Families at one of the schools, however, oppose Mayor Michelle Wu’s proposal to move O’Bryant School of Math and Science — the most racially diverse of the three exam schools — from its current Roxbury location, a historically Black neighborhood, to West Roxbury, which is predominantly white.
The new location would provide the school with much-needed space, but with fewer public transportation options in West Roxbury, the change could affect which students choose to attend, Reyes said.
In Maryland’s Montgomery County Public Schools, leaders amended the admissions process for four sought-after magnet middle schools. Under a new provision, the selection process favors high-achieving students who don’t attend school with a lot of other gifted peers.
As a result, high-performing Asian-American students, who tend to be concentrated in a small group of elementary schools, are less likely to be admitted while more Black and Hispanic students who attend schools spread across the district get in, the complaint said.

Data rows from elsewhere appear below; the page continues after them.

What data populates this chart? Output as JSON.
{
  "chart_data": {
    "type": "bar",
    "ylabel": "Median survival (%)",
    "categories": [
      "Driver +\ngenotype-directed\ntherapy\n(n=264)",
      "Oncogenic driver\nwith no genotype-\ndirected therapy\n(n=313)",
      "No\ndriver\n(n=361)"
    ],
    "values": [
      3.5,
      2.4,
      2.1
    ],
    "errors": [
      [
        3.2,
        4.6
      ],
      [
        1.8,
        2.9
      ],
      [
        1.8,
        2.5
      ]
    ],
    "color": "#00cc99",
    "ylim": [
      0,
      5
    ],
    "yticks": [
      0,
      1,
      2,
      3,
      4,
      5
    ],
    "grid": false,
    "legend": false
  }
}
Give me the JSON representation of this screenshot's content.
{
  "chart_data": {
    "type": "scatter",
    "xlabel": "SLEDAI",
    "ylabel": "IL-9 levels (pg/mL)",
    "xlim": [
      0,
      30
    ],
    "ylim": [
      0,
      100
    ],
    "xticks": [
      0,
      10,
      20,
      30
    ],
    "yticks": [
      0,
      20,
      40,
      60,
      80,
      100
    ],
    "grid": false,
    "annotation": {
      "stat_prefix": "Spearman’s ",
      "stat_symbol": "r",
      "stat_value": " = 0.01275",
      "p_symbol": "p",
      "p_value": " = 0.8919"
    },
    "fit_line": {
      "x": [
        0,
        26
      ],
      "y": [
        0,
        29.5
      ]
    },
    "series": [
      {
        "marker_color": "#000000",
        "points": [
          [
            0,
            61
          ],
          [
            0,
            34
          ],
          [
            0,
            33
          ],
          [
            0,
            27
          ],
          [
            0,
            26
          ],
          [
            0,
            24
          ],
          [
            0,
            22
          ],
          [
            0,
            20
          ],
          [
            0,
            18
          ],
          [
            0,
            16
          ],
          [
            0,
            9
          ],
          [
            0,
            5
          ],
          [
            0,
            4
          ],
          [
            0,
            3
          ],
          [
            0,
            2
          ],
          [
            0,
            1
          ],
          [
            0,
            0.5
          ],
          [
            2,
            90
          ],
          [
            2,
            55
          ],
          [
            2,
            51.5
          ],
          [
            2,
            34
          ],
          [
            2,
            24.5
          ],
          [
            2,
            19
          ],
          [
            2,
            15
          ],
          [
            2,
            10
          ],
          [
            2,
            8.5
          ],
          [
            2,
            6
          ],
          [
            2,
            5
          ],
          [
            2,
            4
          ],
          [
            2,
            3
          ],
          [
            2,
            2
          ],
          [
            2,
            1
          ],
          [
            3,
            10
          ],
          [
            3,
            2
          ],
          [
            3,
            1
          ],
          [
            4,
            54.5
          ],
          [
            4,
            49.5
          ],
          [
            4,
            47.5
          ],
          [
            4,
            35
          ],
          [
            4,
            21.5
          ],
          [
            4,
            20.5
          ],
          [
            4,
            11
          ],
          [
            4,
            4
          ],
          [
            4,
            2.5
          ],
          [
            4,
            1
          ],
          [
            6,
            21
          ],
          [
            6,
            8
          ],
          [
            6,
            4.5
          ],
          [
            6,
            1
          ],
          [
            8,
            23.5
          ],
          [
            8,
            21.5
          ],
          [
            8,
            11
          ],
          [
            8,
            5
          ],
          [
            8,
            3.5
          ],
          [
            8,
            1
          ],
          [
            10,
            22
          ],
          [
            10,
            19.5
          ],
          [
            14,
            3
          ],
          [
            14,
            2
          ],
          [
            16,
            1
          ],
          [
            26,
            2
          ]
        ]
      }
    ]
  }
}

Finally, Pacific Legal represents Chinese Americans in New York City who say the district has limited their children’s opportunities to attend any of nine top-ranked high schools, such as Stuyvesant High, Bronx High School of Science and Brooklyn Technical High School. Students are admitted based on entrance exam scores, but in 2020, former Mayor Bill de Blasio increased the number of students considered for admission from low-income schools that predominantly serve Black and Hispanic students.
The plaintiffs appealed a lower court ruling in favor of the city to the 2nd Circuit Court of Appeals, where it awaits a decision.

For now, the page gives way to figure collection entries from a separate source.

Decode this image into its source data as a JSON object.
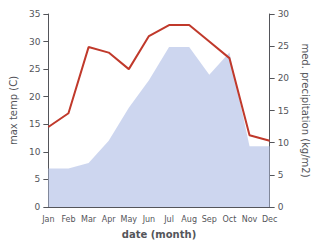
{
  "chart_data": {
    "type": "line",
    "categories": [
      "Jan",
      "Feb",
      "Mar",
      "Apr",
      "May",
      "Jun",
      "Jul",
      "Aug",
      "Sep",
      "Oct",
      "Nov",
      "Dec"
    ],
    "series": [
      {
        "type": "area",
        "color": "#b8c4e8",
        "values": [
          7,
          7,
          8,
          12,
          18,
          23,
          29,
          29,
          24,
          28,
          11,
          11
        ]
      },
      {
        "type": "line",
        "color": "#c0392b",
        "values": [
          14.5,
          17,
          29,
          28,
          25,
          31,
          33,
          33,
          30,
          27,
          13,
          12
        ]
      }
    ],
    "ylim": [
      0,
      35
    ],
    "yticks": [
      0,
      5,
      10,
      15,
      20,
      25,
      30,
      35
    ],
    "y2lim": [
      0,
      30
    ],
    "y2ticks": [
      0,
      5,
      10,
      15,
      20,
      25,
      30
    ],
    "ylabel": "max temp (C)",
    "y2label": "med. precipitation (kg/m2)",
    "xlabel": "date (month)",
    "grid": false
  }
}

‘Mere reflections upon race’
Joshua Dunn, executive director of the Institute of American Civics at the University of Tennessee, is among those who think that if district leaders aimed to reduce the number of white and Asian-American students admitted, their race-neutral policy might not pass constitutional muster under this Supreme Court.
The ruling in favor of Students for Fair Admissions, the advocacy group that sued Harvard and the University of North Carolina, “reinforces that racial balance can’t be the goal and the [Fairfax] board made it clear that’s what it was after,” Dunn said. “Bottom line, I don’t see how the appellate decision survives in light of the court’s ruling and the factual record.”
But others agree with the 4th Circuit, which said that texts or other statements expressing a desire to increase diversity aren’t enough to “inflict adverse effects” on a particular racial group. David Hinojosa, director of the Educational Opportunities Project at the Lawyers’ Committee for Civil Rights Under Law — which represented UNC before the court — called Pacific Legal’s argument an “extreme colorblind interpretation.”
“Nowhere in the Harvard/UNC opinion does the court suggest that mere reflections upon race are unlawful,” he said.
Richard Kahlenberg, a non-resident scholar at Georgetown University’s McCourt School of Public Policy and an expert on integration, added that districts are on firm legal ground if their admission policies promote the selection of promising students who have shown determination despite poverty or other obstacles.
“Individuals are the sum of their unique experiences, challenges, and accomplishments,” he wrote. “What matters is not the barriers they face, but how they choose to confront them.”
Kahlenberg, who served as an expert witness on race-neutral policies for Students for Fair Admissions, suggests the court might take the TJ case to further clarify what schools can still do to increase diversity. But he added, “The high court does not have an appetite for going further and eliminating preferences based on socioeconomic status or geography.”